Just like produce at your favorite supermarket or farmer’s market, content and information introducing you and your expertise to members of your social media community, whether BizSugar or any other, must be tantalizing enough to make visitors want to return again and again and of sufficient quality to inspire trust on the part of potential clients and customers about the quality you offer.
Consider these ten tips inspired by your local grocery store or farmer’s market that will help you improve the quality of your social media efforts and keep customers interested long-term in your business or brand.
1. Display your finest
In the television program “The Office,” the character of Dwight Schrute once reveals his secret for roadside produce selling at his Pennsylvania beet farm. The trick, Schrute insists, is to display the best beets prominently, creating in the customer the need to buy the produce immediately. “Those,” he says, “Are the money beets.” When it comes to your social media marketing, be sure to share only your best content, remembering that this will cause your customer to want more.
2. Focus on freshness
Of course, the quality of produce at any local market no matter what size has always been judged by its freshness. Who would continue to patronize a grocer or farmer’s market where the lettuce was constantly withered or the fruit or other vegetables looked as if they had been there for some time? It’s the same with the content you offer your online community in social media. Failure to update and participate regularly will lead to lack of interest by other members or worse yet, doubts about your qualities as a future business partner.
3. Presentation matters
Customers look for more than simply freshness and quality when they visit their neighborhood supermarket, whether they know it or not. The colorful displays of red, vine ripened tomatoes and deep green cucumbers, or fresh yellow grapefruit and deep orange tangerines in the produce department also make a huge difference, and sometimes jumbled or unkempt produce and other sections may make a customer choose a competing market even if other factors are not an issue. Remember this when creating your content including your profile about you and your business and any pages or blogs you might link to, and ask yourself, what does this content say about me?
4. Chat up the regulars
You’ve probably engaged in pleasant conversations with the local grocer or the guy behind the meat counter or in the deli section of your favorite market or convenience store. You see them regularly and they see you, and it is this relationship that separates the experience from a larger chain store, where faces seem always to be changing and no one seems as deeply invested. In social media, personal connection is key. Commenting and sharing with those you encounter often builds relationships that can and do evolve over time, so you will want to make the investment.

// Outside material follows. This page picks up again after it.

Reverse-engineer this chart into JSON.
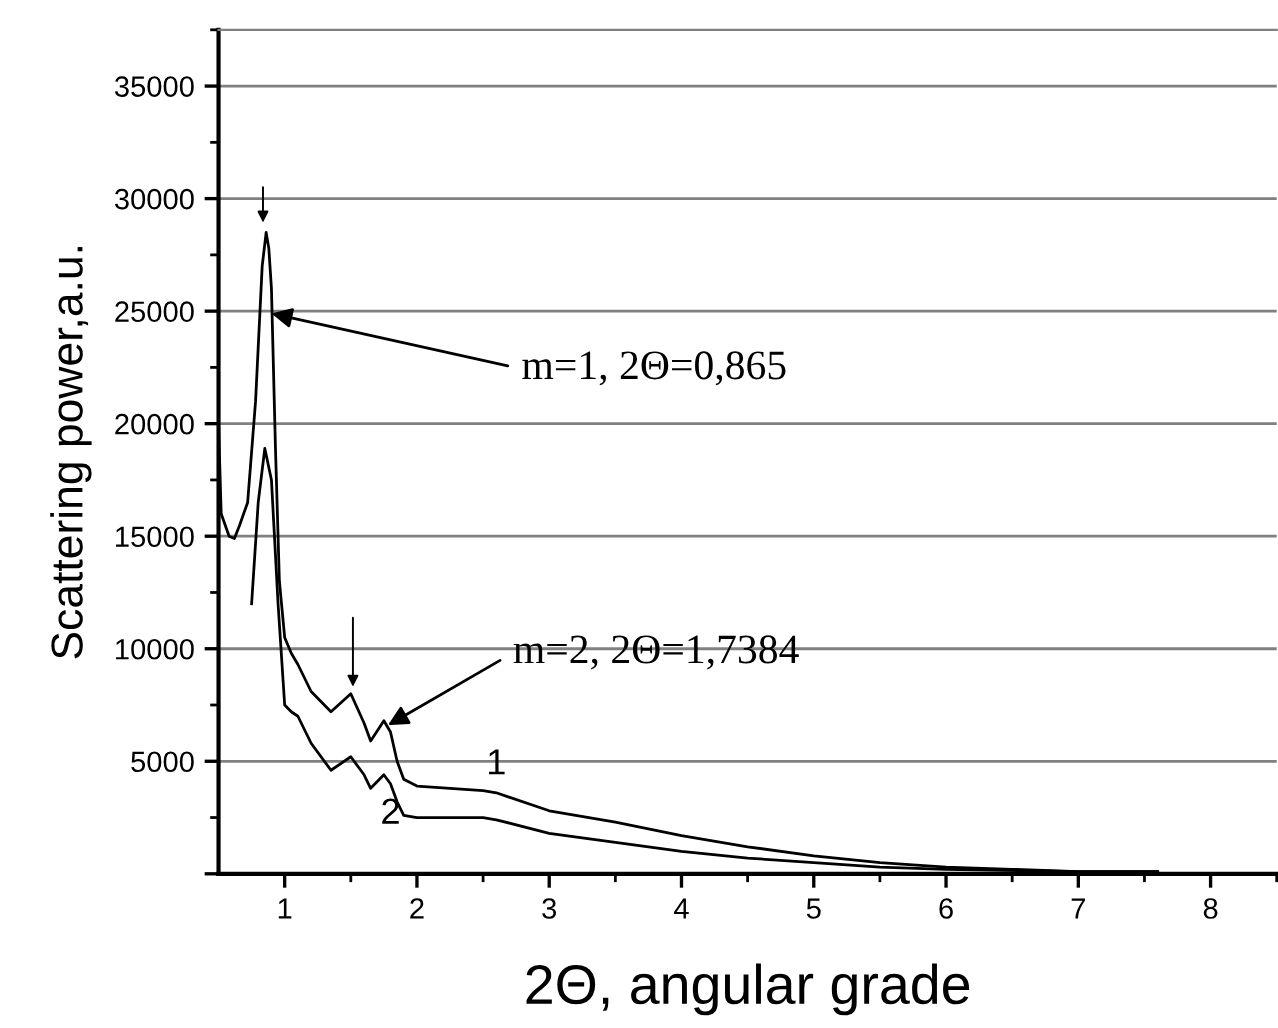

One sure way to tell the difference between a quality market and a retailer merely offering produce as part of its fare, is the quality of information provided by staff to customers about that produce. Can an employee at your local grocer tell you how to pick the ripest melon or where a particular brand of produce comes from? Education should also be part of your social media efforts and will pay big dividends down the line with customers.
6. Give away free samples
Ever stroll into your local supermarket to find slices of the latest variety of apple or other succulent produce waiting for you to sample from a smiling employee with a tray or behind a display counter? Giving out free samples is one way to get customers to try new things, to suggest a new product or service or to show confidence in the quality of what you offer. Consider the same when marketing your business through social media.
7. Make recommendations
Have you ever been steered to a better quality offering in your local supermarket by someone who works there? How did it make you feel about the overall experience of shopping at that particular store or market? Of course, everyone is different and so supermarkets stock many varieties of fruits, vegetables and other food to suit every taste. It may be the same with your business and the variety of products or services you provide, but taking the time to get to know the customer’s needs and making recommendations about the best products or services to suit them shows a level of attention important in any business.
8. Share anecdotes
Does your local grocer make small talk with you about the customers that frequent his store or how he came by a certain new brand or variety of fruit, vegetable or other food he now offers? This communication builds a connection with customers and a trust that comes with knowing about the person who helps provide a vital service in your life. Though many critics have questioned the importance of this communication when it comes to social media, the feeling and bond it builds with those who experience it or use it successfully for their business is undeniable.
9. Keep them coming back
A great experience at a local supermarket, whether in the quality of the produce you obtained there or in the level of interaction and customer service you received, will keep you coming back in the future and social media is, of course, no different. Do you provide information that people find valuable and does that information make them want to increase their interaction with you or add products or services?
Of course, consistency is also key. Returning to your local supermarket and experiencing a similar level of organization, quality and customer service with every visit will keep you coming back while uneven experiences, in which you are always unsure of the level of quality you might encounter, will not. Similarly, keep your social media interactions at a consistent level trying to remain in constant and active contact with your close connections. (This is why limiting the number of your connections is often recommended.)